Puisque tu parles des oiseaux, qui prétendument n'auraient rien à apprendre, tu fais fausse route : on voit souvent dans les reportages et dans les zoos des gardiens spécialement chargés de nourrir les jeunes oisillons abandonnés en enfilant une marionnette en forme d'oiseau.
En réalité, les oisillons ainsi nourris par un "autre oiseau" se souviendront toute leur vie de ce détail et nourriront donc eux-même leur éventuelle progéniture.

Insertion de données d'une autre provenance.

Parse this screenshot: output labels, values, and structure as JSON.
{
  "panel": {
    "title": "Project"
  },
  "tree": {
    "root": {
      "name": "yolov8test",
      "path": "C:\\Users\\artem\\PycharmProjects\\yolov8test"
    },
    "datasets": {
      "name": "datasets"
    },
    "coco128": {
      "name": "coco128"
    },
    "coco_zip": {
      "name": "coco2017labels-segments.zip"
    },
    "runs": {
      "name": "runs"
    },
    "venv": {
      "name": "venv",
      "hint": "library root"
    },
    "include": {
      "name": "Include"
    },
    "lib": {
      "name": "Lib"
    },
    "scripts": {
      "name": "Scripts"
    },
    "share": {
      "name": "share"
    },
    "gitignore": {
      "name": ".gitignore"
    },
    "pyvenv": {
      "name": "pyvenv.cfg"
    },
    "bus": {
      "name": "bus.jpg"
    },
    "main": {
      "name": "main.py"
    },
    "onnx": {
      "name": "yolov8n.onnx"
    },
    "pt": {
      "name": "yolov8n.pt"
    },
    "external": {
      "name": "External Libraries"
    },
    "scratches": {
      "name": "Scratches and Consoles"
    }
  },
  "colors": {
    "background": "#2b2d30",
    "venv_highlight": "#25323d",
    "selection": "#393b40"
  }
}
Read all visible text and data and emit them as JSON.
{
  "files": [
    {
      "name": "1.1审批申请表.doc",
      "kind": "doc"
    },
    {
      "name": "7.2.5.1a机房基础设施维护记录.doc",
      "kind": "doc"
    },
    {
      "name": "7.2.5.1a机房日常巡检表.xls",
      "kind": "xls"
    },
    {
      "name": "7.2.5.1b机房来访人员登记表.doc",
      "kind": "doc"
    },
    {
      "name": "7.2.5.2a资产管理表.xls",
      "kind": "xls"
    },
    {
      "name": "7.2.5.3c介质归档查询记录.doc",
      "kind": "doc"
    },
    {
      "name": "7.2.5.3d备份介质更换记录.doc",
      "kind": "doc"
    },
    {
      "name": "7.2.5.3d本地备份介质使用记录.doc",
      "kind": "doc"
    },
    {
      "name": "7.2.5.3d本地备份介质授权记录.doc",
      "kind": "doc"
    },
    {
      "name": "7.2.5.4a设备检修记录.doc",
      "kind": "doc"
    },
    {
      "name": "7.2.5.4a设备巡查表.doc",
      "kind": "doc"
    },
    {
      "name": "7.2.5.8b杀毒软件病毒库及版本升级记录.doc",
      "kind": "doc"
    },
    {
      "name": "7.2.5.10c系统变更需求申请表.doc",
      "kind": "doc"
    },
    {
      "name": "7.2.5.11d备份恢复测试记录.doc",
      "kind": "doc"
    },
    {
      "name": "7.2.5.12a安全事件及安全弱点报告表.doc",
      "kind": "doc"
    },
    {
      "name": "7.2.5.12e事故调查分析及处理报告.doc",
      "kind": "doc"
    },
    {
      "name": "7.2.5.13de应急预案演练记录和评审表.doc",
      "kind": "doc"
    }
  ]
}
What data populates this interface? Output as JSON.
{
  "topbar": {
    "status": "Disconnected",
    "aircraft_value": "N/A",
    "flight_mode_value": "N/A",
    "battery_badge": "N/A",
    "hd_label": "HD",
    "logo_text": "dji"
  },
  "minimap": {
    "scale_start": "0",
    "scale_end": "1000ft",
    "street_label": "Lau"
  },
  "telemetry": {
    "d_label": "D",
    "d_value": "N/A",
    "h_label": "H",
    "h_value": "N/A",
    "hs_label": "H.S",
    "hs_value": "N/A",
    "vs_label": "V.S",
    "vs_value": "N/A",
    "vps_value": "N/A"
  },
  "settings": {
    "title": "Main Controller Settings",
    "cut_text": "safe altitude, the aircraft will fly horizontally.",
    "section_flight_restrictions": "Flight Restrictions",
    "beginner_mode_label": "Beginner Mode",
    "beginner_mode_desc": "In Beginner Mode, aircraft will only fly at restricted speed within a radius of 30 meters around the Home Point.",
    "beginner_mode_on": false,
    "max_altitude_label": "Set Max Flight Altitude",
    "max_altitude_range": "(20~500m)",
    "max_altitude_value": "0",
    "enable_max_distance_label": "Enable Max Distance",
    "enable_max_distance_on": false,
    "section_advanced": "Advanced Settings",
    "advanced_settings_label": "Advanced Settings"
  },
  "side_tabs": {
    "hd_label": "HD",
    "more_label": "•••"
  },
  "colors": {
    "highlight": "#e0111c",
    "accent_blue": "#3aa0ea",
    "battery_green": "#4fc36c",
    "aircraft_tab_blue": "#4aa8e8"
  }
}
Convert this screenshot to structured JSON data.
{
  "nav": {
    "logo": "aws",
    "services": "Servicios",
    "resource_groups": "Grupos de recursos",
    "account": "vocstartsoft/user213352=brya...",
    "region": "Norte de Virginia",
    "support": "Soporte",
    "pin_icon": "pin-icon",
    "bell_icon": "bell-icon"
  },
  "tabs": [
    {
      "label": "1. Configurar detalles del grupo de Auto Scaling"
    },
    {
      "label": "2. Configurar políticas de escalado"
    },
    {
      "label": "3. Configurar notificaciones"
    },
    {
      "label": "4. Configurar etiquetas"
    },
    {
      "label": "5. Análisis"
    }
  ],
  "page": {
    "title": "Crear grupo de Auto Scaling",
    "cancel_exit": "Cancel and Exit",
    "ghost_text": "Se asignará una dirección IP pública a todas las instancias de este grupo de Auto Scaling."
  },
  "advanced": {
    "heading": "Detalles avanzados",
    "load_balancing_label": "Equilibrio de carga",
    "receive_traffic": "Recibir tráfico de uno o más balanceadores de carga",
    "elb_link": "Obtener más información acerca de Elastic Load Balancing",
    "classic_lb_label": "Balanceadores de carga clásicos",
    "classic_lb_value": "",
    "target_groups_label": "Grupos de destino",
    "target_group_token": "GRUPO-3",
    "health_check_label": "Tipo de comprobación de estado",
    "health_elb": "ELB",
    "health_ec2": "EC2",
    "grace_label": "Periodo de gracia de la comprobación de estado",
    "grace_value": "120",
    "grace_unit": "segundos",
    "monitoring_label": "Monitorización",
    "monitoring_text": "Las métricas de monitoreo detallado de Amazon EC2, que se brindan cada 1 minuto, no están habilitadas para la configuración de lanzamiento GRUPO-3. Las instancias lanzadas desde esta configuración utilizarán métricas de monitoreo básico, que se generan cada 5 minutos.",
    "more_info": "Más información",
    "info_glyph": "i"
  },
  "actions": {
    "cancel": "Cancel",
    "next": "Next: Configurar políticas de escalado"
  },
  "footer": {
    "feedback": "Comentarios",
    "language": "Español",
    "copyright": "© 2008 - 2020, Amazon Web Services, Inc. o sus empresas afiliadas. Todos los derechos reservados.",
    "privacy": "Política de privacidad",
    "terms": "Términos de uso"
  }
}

En effet, si les oisillons avaient été nourris à la main nue ou à l'écuelle, ces oiseaux n'auraient jamais acquis l'idée de nourrir leur future progéniture.
Concernant la vulnérabilité, ça ne marche que dans très peu de cas : si on parle d'accident de transport, d'explosion, etc, les adultes ne sont ni plus ni moins vulnérables que les enfants.
Ensuite, je ne comprend vraiment pas tes 4 (je n'en vois déjà que deux) parties du développement.
Pour la première, il est très courant de demander une contrepartie aux enfants pour ce qu'on leur donne, ne serait-ce que la fameuse notion "le Père Noël n'apporte de cadeaux qu'aux enfants sages", ou encore les parents qui demandent de bonnes notes à leurs jeunes enfants en échange de telle ou telle récompense.
Quant à la deuxième partie, je ne vois aucun rapport entre début de la vie sexuelle et acquisition des notions de bien et de mal (parfois voire souvent, ces deux acquisitions sont extrêmement distantes dans le temps, dans un sens ou dans l'autre).
Citation: Tu ne prends en compte que l'utilité a la Société, et je trouve ca au moins aberrant, car c'est totalement dénué d'humanité. Tu juge ce cas comme une machine et non comme un homme. |
Ah.
Mais premièrement (sans même discuter de la majuscule que tu attribues à un nom commun), qu'est-ce que faire preuve d'humanité ? Il est imprudent de discuter d'un concept sans l'avoir défini...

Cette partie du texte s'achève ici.